Жили Кутеповы в замечательном доме, сложенном из бежевой «кремлевки», недалеко от стеклянных уступов проспекта Калинина, в трехкомнатной квартире с огромным холлом, двумя туалетами, большой розовой ванной и специальным темным помещением для собаки. В общаге, где Валера провел детство, в таком помещении существовала целая семья. Квартира была обставлена и оснащена добротными, но недорогими и потому особенно дефицитными вещами, исключение, пожалуй, составлял японский видеомагнитофон, воспринимавшийся в те годы как домашний синхрофазотрон. Стены холла от пола до потолка были скрыты стеллажами, полными книг: подписка к подписке, серия к серии, корешок к корешку…
Николай Поликарпович Кутепов встретил Чистякова дружелюбно, но с церемониями, а пожимая руку, смотрел в глаза с какой-то излишней твердостью. Кутепов носил чуть притемненные очки в интеллигентной оправе, имел высокую, зачесанную назад шевелюру с интересной, словно специально вытравленной, седой прядью и был одет в строгий костюм, белую рубашку, и только чуть распущенный галстук свидетельствовал о том, что крупный партийный руководитель пребывает в состоянии домашней расслабленности. «Лялюшонок, иди помоги маме!» – распорядился он, и Ляля, демонстрируя дочернюю покорность, ушла на кухню. Кутепов пригласил Валеру к журнальному столику, на котором стояли обметанная золотыми медалями бутылка и серебряное блюдечко с тонко нарезанным лимоном. Повинуясь приглашающему жесту, Чистяков провалился в велюровое кресло, такое мягкое и податливое, что возникло опасение удариться задом об пол.

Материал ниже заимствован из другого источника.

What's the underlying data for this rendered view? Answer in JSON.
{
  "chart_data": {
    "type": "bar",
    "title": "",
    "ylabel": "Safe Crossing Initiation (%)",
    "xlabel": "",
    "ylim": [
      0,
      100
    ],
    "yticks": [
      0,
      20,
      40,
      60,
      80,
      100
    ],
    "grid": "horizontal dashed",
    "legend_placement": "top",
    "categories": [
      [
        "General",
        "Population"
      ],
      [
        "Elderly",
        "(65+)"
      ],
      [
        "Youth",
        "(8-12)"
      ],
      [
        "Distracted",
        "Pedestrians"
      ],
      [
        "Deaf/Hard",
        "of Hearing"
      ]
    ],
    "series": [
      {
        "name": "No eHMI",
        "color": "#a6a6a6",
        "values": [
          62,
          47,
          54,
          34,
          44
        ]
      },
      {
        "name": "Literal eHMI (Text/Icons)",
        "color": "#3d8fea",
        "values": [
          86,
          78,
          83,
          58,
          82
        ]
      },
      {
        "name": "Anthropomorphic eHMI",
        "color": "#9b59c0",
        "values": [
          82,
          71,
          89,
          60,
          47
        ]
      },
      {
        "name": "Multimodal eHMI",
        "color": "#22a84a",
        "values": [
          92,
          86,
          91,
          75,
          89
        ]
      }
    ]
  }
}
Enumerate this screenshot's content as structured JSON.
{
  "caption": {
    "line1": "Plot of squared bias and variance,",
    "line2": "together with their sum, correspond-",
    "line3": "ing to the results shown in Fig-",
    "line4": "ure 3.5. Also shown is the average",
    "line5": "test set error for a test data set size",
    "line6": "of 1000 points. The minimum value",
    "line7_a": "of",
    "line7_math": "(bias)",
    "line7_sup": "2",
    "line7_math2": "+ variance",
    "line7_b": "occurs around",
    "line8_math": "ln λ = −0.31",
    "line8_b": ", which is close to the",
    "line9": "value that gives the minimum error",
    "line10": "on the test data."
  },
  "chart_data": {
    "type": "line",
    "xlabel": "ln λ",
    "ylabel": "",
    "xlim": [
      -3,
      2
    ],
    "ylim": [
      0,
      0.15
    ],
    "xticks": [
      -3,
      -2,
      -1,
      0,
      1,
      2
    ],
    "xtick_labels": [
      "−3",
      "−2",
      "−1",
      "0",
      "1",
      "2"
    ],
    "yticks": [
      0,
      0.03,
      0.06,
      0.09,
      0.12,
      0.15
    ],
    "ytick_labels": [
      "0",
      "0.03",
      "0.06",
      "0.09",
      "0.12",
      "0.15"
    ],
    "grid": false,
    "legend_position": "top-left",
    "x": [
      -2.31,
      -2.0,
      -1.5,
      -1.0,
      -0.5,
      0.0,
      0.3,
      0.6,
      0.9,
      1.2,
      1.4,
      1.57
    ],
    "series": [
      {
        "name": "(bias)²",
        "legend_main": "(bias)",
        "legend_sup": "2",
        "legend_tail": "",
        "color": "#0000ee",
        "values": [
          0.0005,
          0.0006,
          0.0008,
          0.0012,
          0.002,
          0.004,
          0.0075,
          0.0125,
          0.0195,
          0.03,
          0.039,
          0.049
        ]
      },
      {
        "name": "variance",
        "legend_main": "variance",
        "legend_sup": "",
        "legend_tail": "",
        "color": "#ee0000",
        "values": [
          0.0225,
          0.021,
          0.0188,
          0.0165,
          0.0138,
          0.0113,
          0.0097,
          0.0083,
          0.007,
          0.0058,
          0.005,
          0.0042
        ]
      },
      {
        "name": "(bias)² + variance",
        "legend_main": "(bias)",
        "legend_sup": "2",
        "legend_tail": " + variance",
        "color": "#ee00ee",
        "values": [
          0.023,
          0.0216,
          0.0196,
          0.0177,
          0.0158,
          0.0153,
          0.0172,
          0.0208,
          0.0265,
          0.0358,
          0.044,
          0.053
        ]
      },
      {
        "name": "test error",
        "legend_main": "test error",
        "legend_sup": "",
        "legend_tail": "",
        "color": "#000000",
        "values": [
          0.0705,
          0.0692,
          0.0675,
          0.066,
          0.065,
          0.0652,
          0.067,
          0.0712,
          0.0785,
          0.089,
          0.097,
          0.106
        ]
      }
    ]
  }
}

Прихлебывая, точно щупая губами, коньяк, Николай Поликарпович расспрашивал об институтских делах своей дочери, заметил вскользь и про Семеренко: мол, испытанный боец, но время его прошло; потом ни с того ни с сего похвалил Валеру за мудро избранную тему диссертации и высказал соображение, что для профессионального партийного работника историческое образование, а тем паче кандидатская степень – в самый раз. Сегодня ведь науку матерком на открытия не подвигнешь, изнутри нужно знать проблемы, изнутри! Говорил Кутепов медленно, выстраивая законченные и выверенные предложения, хорошо держал паузу и только иногда – очень редко – простонародно путал ударения.

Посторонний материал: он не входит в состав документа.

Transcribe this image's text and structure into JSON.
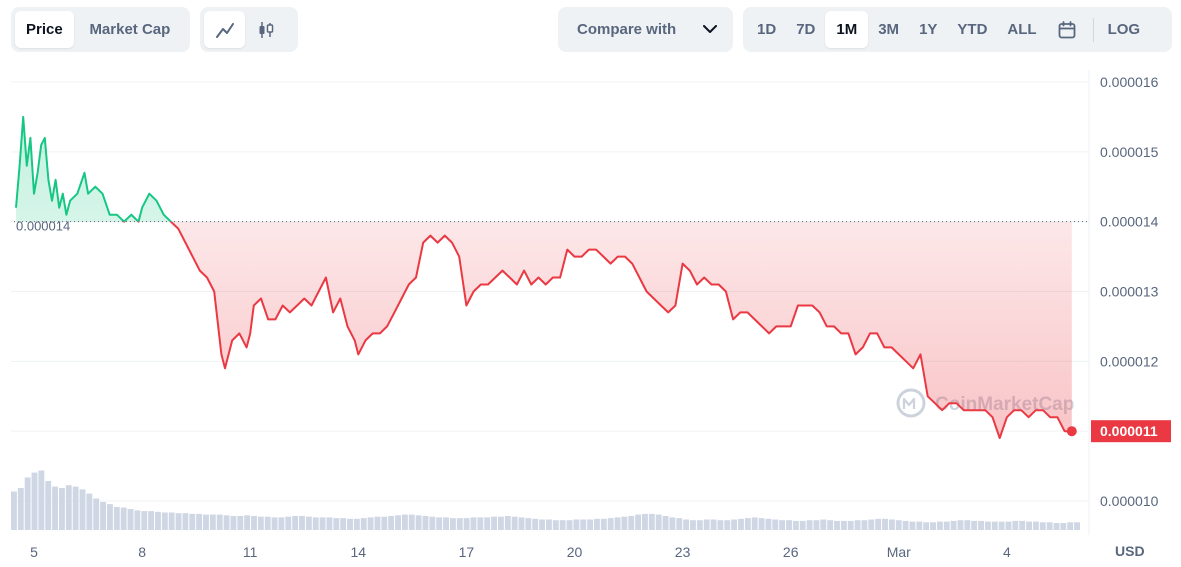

С пирогом из кухни появилась мама – Людмила Антоновна, полная, даже расплывшаяся женщина с красным и потным, наверное, от духовки, лицом. Перед тем как протянуть Валере ладонь, она тщательно вытерла ее о передник, а потом поинтересовалась, не озорничает ли ее Лялюшонок на занятиях.
Стол был хорош и напоминал выставку продуктов, давно уже исчезнувших из торговой сети. Нет, вы поймите правильно, по отдельности, если постараться, севрюгу, например, или греческие маслины, крабов, допустим, или судачка раздобыть и поесть можно, но так, чтобы все это непринужденно сошлось на одном столе во время рядового субботнего обеда, – такого Валере еще видеть не приходилось.

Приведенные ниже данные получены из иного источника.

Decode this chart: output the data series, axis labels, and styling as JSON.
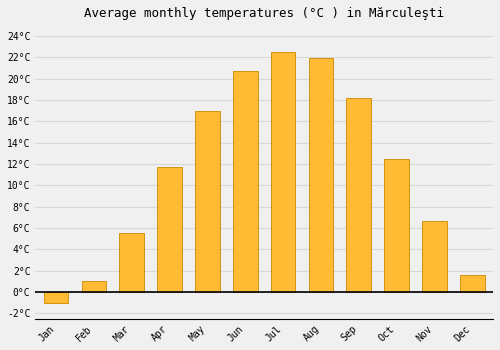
{
  "title": "Average monthly temperatures (°C ) in Mărculeşti",
  "months": [
    "Jan",
    "Feb",
    "Mar",
    "Apr",
    "May",
    "Jun",
    "Jul",
    "Aug",
    "Sep",
    "Oct",
    "Nov",
    "Dec"
  ],
  "temperatures": [
    -1.0,
    1.0,
    5.5,
    11.7,
    17.0,
    20.7,
    22.5,
    21.9,
    18.2,
    12.5,
    6.7,
    1.6
  ],
  "bar_color": "#FFBB33",
  "bar_edge_color": "#CC8800",
  "ylim": [
    -2.5,
    25
  ],
  "yticks": [
    -2,
    0,
    2,
    4,
    6,
    8,
    10,
    12,
    14,
    16,
    18,
    20,
    22,
    24
  ],
  "ytick_labels": [
    "-2°C",
    "0°C",
    "2°C",
    "4°C",
    "6°C",
    "8°C",
    "10°C",
    "12°C",
    "14°C",
    "16°C",
    "18°C",
    "20°C",
    "22°C",
    "24°C"
  ],
  "background_color": "#f0f0f0",
  "grid_color": "#d8d8d8",
  "title_fontsize": 9,
  "tick_fontsize": 7,
  "bar_width": 0.65
}
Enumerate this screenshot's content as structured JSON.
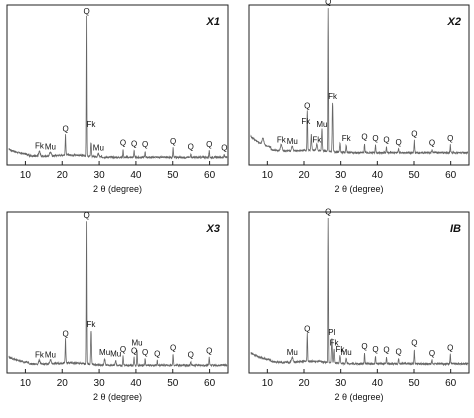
{
  "chart_data": [
    {
      "type": "line",
      "panel_label": "X1",
      "xlabel": "2 θ (degree)",
      "ylabel": "",
      "xlim": [
        5,
        65
      ],
      "xticks": [
        10,
        20,
        30,
        40,
        50,
        60
      ],
      "grid": false,
      "baseline": 0.03,
      "peaks": [
        {
          "x": 13.8,
          "h": 0.03,
          "w": 0.3
        },
        {
          "x": 16.8,
          "h": 0.025,
          "w": 0.3
        },
        {
          "x": 20.9,
          "h": 0.14,
          "w": 0.12
        },
        {
          "x": 26.6,
          "h": 0.9,
          "w": 0.1
        },
        {
          "x": 27.8,
          "h": 0.09,
          "w": 0.15
        },
        {
          "x": 29.8,
          "h": 0.02,
          "w": 0.25
        },
        {
          "x": 36.5,
          "h": 0.05,
          "w": 0.12
        },
        {
          "x": 39.5,
          "h": 0.045,
          "w": 0.12
        },
        {
          "x": 42.5,
          "h": 0.04,
          "w": 0.12
        },
        {
          "x": 50.1,
          "h": 0.06,
          "w": 0.12
        },
        {
          "x": 54.9,
          "h": 0.025,
          "w": 0.12
        },
        {
          "x": 59.9,
          "h": 0.04,
          "w": 0.12
        },
        {
          "x": 64.0,
          "h": 0.02,
          "w": 0.12
        }
      ],
      "annotations": [
        {
          "label": "Fk",
          "x": 13.8,
          "h": 0.03
        },
        {
          "label": "Mu",
          "x": 16.8,
          "h": 0.025
        },
        {
          "label": "Q",
          "x": 20.9,
          "h": 0.14
        },
        {
          "label": "Q",
          "x": 26.6,
          "h": 0.9
        },
        {
          "label": "Fk",
          "x": 27.8,
          "h": 0.17
        },
        {
          "label": "Mu",
          "x": 29.8,
          "h": 0.02
        },
        {
          "label": "Q",
          "x": 36.5,
          "h": 0.05
        },
        {
          "label": "Q",
          "x": 39.5,
          "h": 0.045
        },
        {
          "label": "Q",
          "x": 42.5,
          "h": 0.04
        },
        {
          "label": "Q",
          "x": 50.1,
          "h": 0.06
        },
        {
          "label": "Q",
          "x": 54.9,
          "h": 0.025
        },
        {
          "label": "Q",
          "x": 59.9,
          "h": 0.04
        },
        {
          "label": "Q",
          "x": 64.0,
          "h": 0.02
        }
      ]
    },
    {
      "type": "line",
      "panel_label": "X2",
      "xlabel": "2 θ (degree)",
      "ylabel": "",
      "xlim": [
        5,
        65
      ],
      "xticks": [
        10,
        20,
        30,
        40,
        50,
        60
      ],
      "grid": false,
      "baseline": 0.06,
      "peaks": [
        {
          "x": 8.8,
          "h": 0.04,
          "w": 0.35
        },
        {
          "x": 13.8,
          "h": 0.04,
          "w": 0.3
        },
        {
          "x": 16.8,
          "h": 0.03,
          "w": 0.3
        },
        {
          "x": 20.9,
          "h": 0.26,
          "w": 0.12
        },
        {
          "x": 22.0,
          "h": 0.1,
          "w": 0.15
        },
        {
          "x": 23.5,
          "h": 0.04,
          "w": 0.2
        },
        {
          "x": 24.9,
          "h": 0.14,
          "w": 0.15
        },
        {
          "x": 26.6,
          "h": 0.93,
          "w": 0.1
        },
        {
          "x": 27.8,
          "h": 0.32,
          "w": 0.15
        },
        {
          "x": 29.8,
          "h": 0.06,
          "w": 0.15
        },
        {
          "x": 31.5,
          "h": 0.05,
          "w": 0.15
        },
        {
          "x": 36.5,
          "h": 0.06,
          "w": 0.12
        },
        {
          "x": 39.5,
          "h": 0.05,
          "w": 0.12
        },
        {
          "x": 42.5,
          "h": 0.04,
          "w": 0.12
        },
        {
          "x": 45.8,
          "h": 0.025,
          "w": 0.12
        },
        {
          "x": 50.1,
          "h": 0.08,
          "w": 0.12
        },
        {
          "x": 54.9,
          "h": 0.02,
          "w": 0.12
        },
        {
          "x": 59.9,
          "h": 0.05,
          "w": 0.12
        }
      ],
      "annotations": [
        {
          "label": "Fk",
          "x": 13.8,
          "h": 0.04
        },
        {
          "label": "Mu",
          "x": 16.8,
          "h": 0.03
        },
        {
          "label": "Q",
          "x": 20.9,
          "h": 0.26
        },
        {
          "label": "Fk",
          "x": 20.5,
          "h": 0.16
        },
        {
          "label": "Fk",
          "x": 23.5,
          "h": 0.04
        },
        {
          "label": "Mu",
          "x": 24.9,
          "h": 0.14
        },
        {
          "label": "Q",
          "x": 26.6,
          "h": 0.93
        },
        {
          "label": "Fk",
          "x": 27.8,
          "h": 0.32
        },
        {
          "label": "Fk",
          "x": 31.5,
          "h": 0.05
        },
        {
          "label": "Q",
          "x": 36.5,
          "h": 0.06
        },
        {
          "label": "Q",
          "x": 39.5,
          "h": 0.05
        },
        {
          "label": "Q",
          "x": 42.5,
          "h": 0.04
        },
        {
          "label": "Q",
          "x": 45.8,
          "h": 0.025
        },
        {
          "label": "Q",
          "x": 50.1,
          "h": 0.08
        },
        {
          "label": "Q",
          "x": 54.9,
          "h": 0.02
        },
        {
          "label": "Q",
          "x": 59.9,
          "h": 0.05
        }
      ]
    },
    {
      "type": "line",
      "panel_label": "X3",
      "xlabel": "2 θ (degree)",
      "ylabel": "",
      "xlim": [
        5,
        65
      ],
      "xticks": [
        10,
        20,
        30,
        40,
        50,
        60
      ],
      "grid": false,
      "baseline": 0.03,
      "peaks": [
        {
          "x": 13.8,
          "h": 0.025,
          "w": 0.3
        },
        {
          "x": 16.8,
          "h": 0.025,
          "w": 0.3
        },
        {
          "x": 20.9,
          "h": 0.16,
          "w": 0.12
        },
        {
          "x": 26.6,
          "h": 0.92,
          "w": 0.1
        },
        {
          "x": 27.8,
          "h": 0.22,
          "w": 0.15
        },
        {
          "x": 31.5,
          "h": 0.04,
          "w": 0.2
        },
        {
          "x": 34.5,
          "h": 0.03,
          "w": 0.2
        },
        {
          "x": 36.5,
          "h": 0.06,
          "w": 0.12
        },
        {
          "x": 39.5,
          "h": 0.05,
          "w": 0.12
        },
        {
          "x": 40.3,
          "h": 0.1,
          "w": 0.12
        },
        {
          "x": 42.5,
          "h": 0.04,
          "w": 0.12
        },
        {
          "x": 45.8,
          "h": 0.03,
          "w": 0.12
        },
        {
          "x": 50.1,
          "h": 0.07,
          "w": 0.12
        },
        {
          "x": 54.9,
          "h": 0.025,
          "w": 0.12
        },
        {
          "x": 59.9,
          "h": 0.05,
          "w": 0.12
        }
      ],
      "annotations": [
        {
          "label": "Fk",
          "x": 13.8,
          "h": 0.025
        },
        {
          "label": "Mu",
          "x": 16.8,
          "h": 0.025
        },
        {
          "label": "Q",
          "x": 20.9,
          "h": 0.16
        },
        {
          "label": "Q",
          "x": 26.6,
          "h": 0.92
        },
        {
          "label": "Fk",
          "x": 27.8,
          "h": 0.22
        },
        {
          "label": "Mu",
          "x": 31.5,
          "h": 0.04
        },
        {
          "label": "Mu",
          "x": 34.5,
          "h": 0.03
        },
        {
          "label": "Q",
          "x": 36.5,
          "h": 0.06
        },
        {
          "label": "Q",
          "x": 39.5,
          "h": 0.05
        },
        {
          "label": "Mu",
          "x": 40.3,
          "h": 0.1
        },
        {
          "label": "Q",
          "x": 42.5,
          "h": 0.04
        },
        {
          "label": "Q",
          "x": 45.8,
          "h": 0.03
        },
        {
          "label": "Q",
          "x": 50.1,
          "h": 0.07
        },
        {
          "label": "Q",
          "x": 54.9,
          "h": 0.025
        },
        {
          "label": "Q",
          "x": 59.9,
          "h": 0.05
        }
      ]
    },
    {
      "type": "line",
      "panel_label": "IB",
      "xlabel": "2 θ (degree)",
      "ylabel": "",
      "xlim": [
        5,
        65
      ],
      "xticks": [
        10,
        20,
        30,
        40,
        50,
        60
      ],
      "grid": false,
      "baseline": 0.04,
      "peaks": [
        {
          "x": 16.8,
          "h": 0.03,
          "w": 0.3
        },
        {
          "x": 20.9,
          "h": 0.18,
          "w": 0.12
        },
        {
          "x": 26.6,
          "h": 0.93,
          "w": 0.1
        },
        {
          "x": 27.6,
          "h": 0.16,
          "w": 0.15
        },
        {
          "x": 28.2,
          "h": 0.09,
          "w": 0.15
        },
        {
          "x": 29.8,
          "h": 0.05,
          "w": 0.15
        },
        {
          "x": 31.5,
          "h": 0.03,
          "w": 0.2
        },
        {
          "x": 36.5,
          "h": 0.07,
          "w": 0.12
        },
        {
          "x": 39.5,
          "h": 0.05,
          "w": 0.12
        },
        {
          "x": 42.5,
          "h": 0.045,
          "w": 0.12
        },
        {
          "x": 45.8,
          "h": 0.035,
          "w": 0.12
        },
        {
          "x": 50.1,
          "h": 0.09,
          "w": 0.12
        },
        {
          "x": 54.9,
          "h": 0.025,
          "w": 0.12
        },
        {
          "x": 59.9,
          "h": 0.06,
          "w": 0.12
        }
      ],
      "annotations": [
        {
          "label": "Mu",
          "x": 16.8,
          "h": 0.03
        },
        {
          "label": "Q",
          "x": 20.9,
          "h": 0.18
        },
        {
          "label": "Q",
          "x": 26.6,
          "h": 0.93
        },
        {
          "label": "Pl",
          "x": 27.6,
          "h": 0.16
        },
        {
          "label": "Fk",
          "x": 28.2,
          "h": 0.09
        },
        {
          "label": "Fk",
          "x": 29.8,
          "h": 0.05
        },
        {
          "label": "Mu",
          "x": 31.5,
          "h": 0.03
        },
        {
          "label": "Q",
          "x": 36.5,
          "h": 0.07
        },
        {
          "label": "Q",
          "x": 39.5,
          "h": 0.05
        },
        {
          "label": "Q",
          "x": 42.5,
          "h": 0.045
        },
        {
          "label": "Q",
          "x": 45.8,
          "h": 0.035
        },
        {
          "label": "Q",
          "x": 50.1,
          "h": 0.09
        },
        {
          "label": "Q",
          "x": 54.9,
          "h": 0.025
        },
        {
          "label": "Q",
          "x": 59.9,
          "h": 0.06
        }
      ]
    }
  ]
}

Застольная беседа состояла из деловитых вопросов Николая Поликарповича, вежливых ответов Чистякова, Лялиных хихиканий и причитаний Людмилы Антоновны по поводу якобы плохого аппетита у гостя, хотя Валера лично сгваздал добрую треть пирога с начинкой из белых грибов. Кутепов снова завел речь о диссертации, расспрашивал о гражданской войне на Урале и очень удивился, узнав, что Советскую власть там поддерживали всего три процента казачества. «Как чувствовали!» – засмеялась Ляля. А Николай Поликарпович очень серьезно заметил: «Когда бранят Сталина за жестокость, забывают про то, как трудно брали власть!»
К вечеру подъехал еще один гость – зампред Краснопролетарского райисполкома Василий Иванович Мушковец, земляк или дальний родственник Людмилы Антоновны, которую он звал почему-то «Людша», а Ляля, в свою очередь, величала его «дядя Базиль».